Hadits ini menunjukkan dibolehkanya
meminta tolong dan beristighatsah dengan selain Alloh , yaitu orang – orang
shaleh meskipun tidak dihadapan mereka dengan redaksi nida’ ( memanggil ).
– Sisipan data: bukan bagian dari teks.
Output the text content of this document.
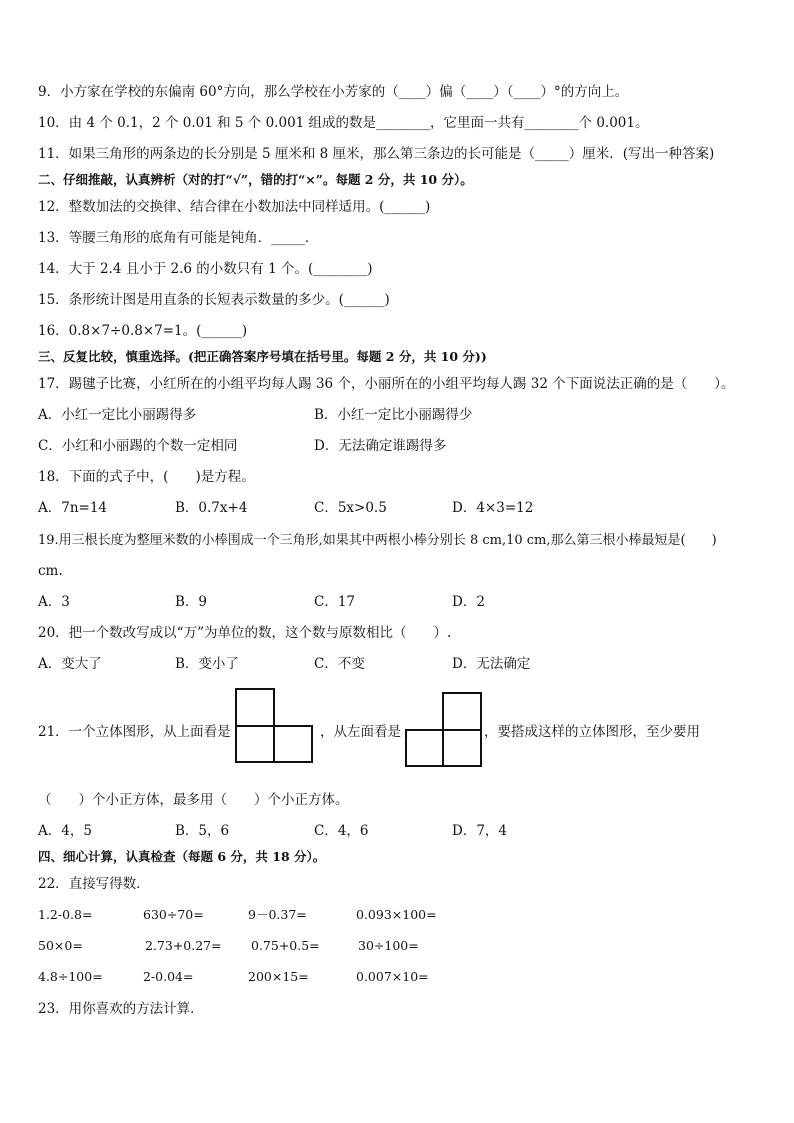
9．小方家在学校的东偏南 60°方向，那么学校在小芳家的（____）偏（____）（____）°的方向上。
10．由 4 个 0.1，2 个 0.01 和 5 个 0.001 组成的数是________，它里面一共有________个 0.001。
11．如果三角形的两条边的长分别是 5 厘米和 8 厘米，那么第三条边的长可能是（_____）厘米．(写出一种答案)
二、仔细推敲，认真辨析（对的打“√”，错的打“×”。每题 2 分，共 10 分）。
12．整数加法的交换律、结合律在小数加法中同样适用。(______)
13．等腰三角形的底角有可能是钝角．_____．
14．大于 2.4 且小于 2.6 的小数只有 1 个。(________)
15．条形统计图是用直条的长短表示数量的多少。(______)
16．0.8×7÷0.8×7=1。(______)
三、反复比较，慎重选择。(把正确答案序号填在括号里。每题 2 分，共 10 分))
17．踢毽子比赛，小红所在的小组平均每人踢 36 个，小丽所在的小组平均每人踢 32 个下面说法正确的是（　　）。
A．小红一定比小丽踢得多	B．小红一定比小丽踢得少
C．小红和小丽踢的个数一定相同	D．无法确定谁踢得多
18．下面的式子中，(　　)是方程。
A．7n=14	B．0.7x+4	C．5x>0.5	D．4×3=12
19.用三根长度为整厘米数的小棒围成一个三角形,如果其中两根小棒分别长 8 cm,10 cm,那么第三根小棒最短是(　　)
cm.
A．3	B．9	C．17	D．2
20．把一个数改写成以“万”为单位的数，这个数与原数相比（　　）.
A．变大了	B．变小了	C．不变	D．无法确定
21．一个立体图形，从上面看是	，从左面看是	，要搭成这样的立体图形，至少要用
（　　）个小正方体，最多用（　　）个小正方体。
A．4，5	B．5，6	C．4，6	D．7，4
四、细心计算，认真检查（每题 6 分，共 18 分）。
22．直接写得数．
1.2-0.8=	630÷70=	9－0.37=	0.093×100=
50×0=	2.73+0.27= 0.75+0.5=	30÷100=
4.8÷100=	2-0.04=	200×15=	0.007×10=
23．用你喜欢的方法计算．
عَنْ أَنَسِ ابْنِ مَالِكٍ رَضِىَ اللّٰهُ عَنْهُ
قَالَ:جَاءَ رَجُلٌ اَعْرَابِيٌّ اِلَى النَّبِيّ صَلَّى اللّٰهُ عَلَيْهِ
وَسَلَّمَ فَقَالَ:يَا رَسُوْلَ اللّٰهِ صَلَّى اللّٰهُ عَلَيْهِ وَسَلَّمَ أَتَيْنَاكَ وَمَا لَنَا بَعِيْرٌ يَئِطُ
وَصَبِيٌّ يَغِطُّ ثُمَّ أَنْشَدَ شِعْرًا يَقُولُ فِيْهِ: وَلَيْسَ لَنَا اِلاَّ
اِلَيْكَ فِرَارُنَا * وَأَيْنَ فِرَارُ النَّاسِ اِلاَّ اِلَى الرُّسُلِ.فَقَامَ
يَجُرُّ رِدَاءَهُ حَتَّى صَعِدَ الْمِنْبَرَ فَقَالَ:اَللَّهُمَّ اسْقِنَا
غَيْثًا.روَاهُ البيهقى
“ Anas bin Malik r.a berkata,” Telah
datang seorang laki – laki kepada Nabi SAW, lalu ia berkata: “ Wahai
Rasululloh, kami datang kepdamu karena tidak ada lagi orang yang meringis,
tiada lagi bayi yang mendekur, kemudian ia membacakan sebuah syair ( yang dulu
digubah oleh Abu Thalib,ayah Sayyidina Ali bin Abi Thalib) ” Kecuali kepadamu
tak kemana kami akan pergi, kemnakah manusia minta bantuan kalau tidak kepada
Rasul Ilahi ? ” Mendengar permintaan itu Nabi lantas berdiri menrik selendang
beliau dan lantas naik mimbar, lalu berdo’a,” Ya Alloh, turunkanlah hujan” ( H.R.Baihaqi )
Hadits ini
mengandung pengertian bahwa Rasululloh SAW dengan jelas mengizinkan kepada lelaki
Baduwi itu untuk berdo’a dengan istighatsah kepada diri Nabi. Dalam hadits ini Nabi sama sekali tidak melarang
beristighatsah kepada lelaki Baduwi itu.
Seandainya istighatsah dilarang tentu Nabi akan mengtakan, “ Mengapa
kamu merengek – rengek dan melapor kepadaku, dan tidak langsung berdo’a kepada
Alloh”, dan tidak pula berkata,” Kamu telah syirik karena telah
melaporkan permintaanmu kepadaku, bukan kepada Alloh” Bahkan pada kenyataanya
do’a Rasululloh SAW pun dikabulkan dengan berhasil turunya hujan sebagaimana
yang diminta umatnya.
Sebenarnya
masih banyak amaliah ahlussunnah wal jamaah yang sampai saat ini masih
dilestarikan oleh warga masyarakat muslim, khususnya di Indonesia dan Negara –
Negara lain yang sefaham. Namun, mengingat keterbatasan halaman dalam buku ini,
kiranya dicukupkan sampai disini saja. Untuk lebih jelasnya, silakan baca buku
yang membahas tentang dasar – dasar amaliah ahlussunnah waljamaah.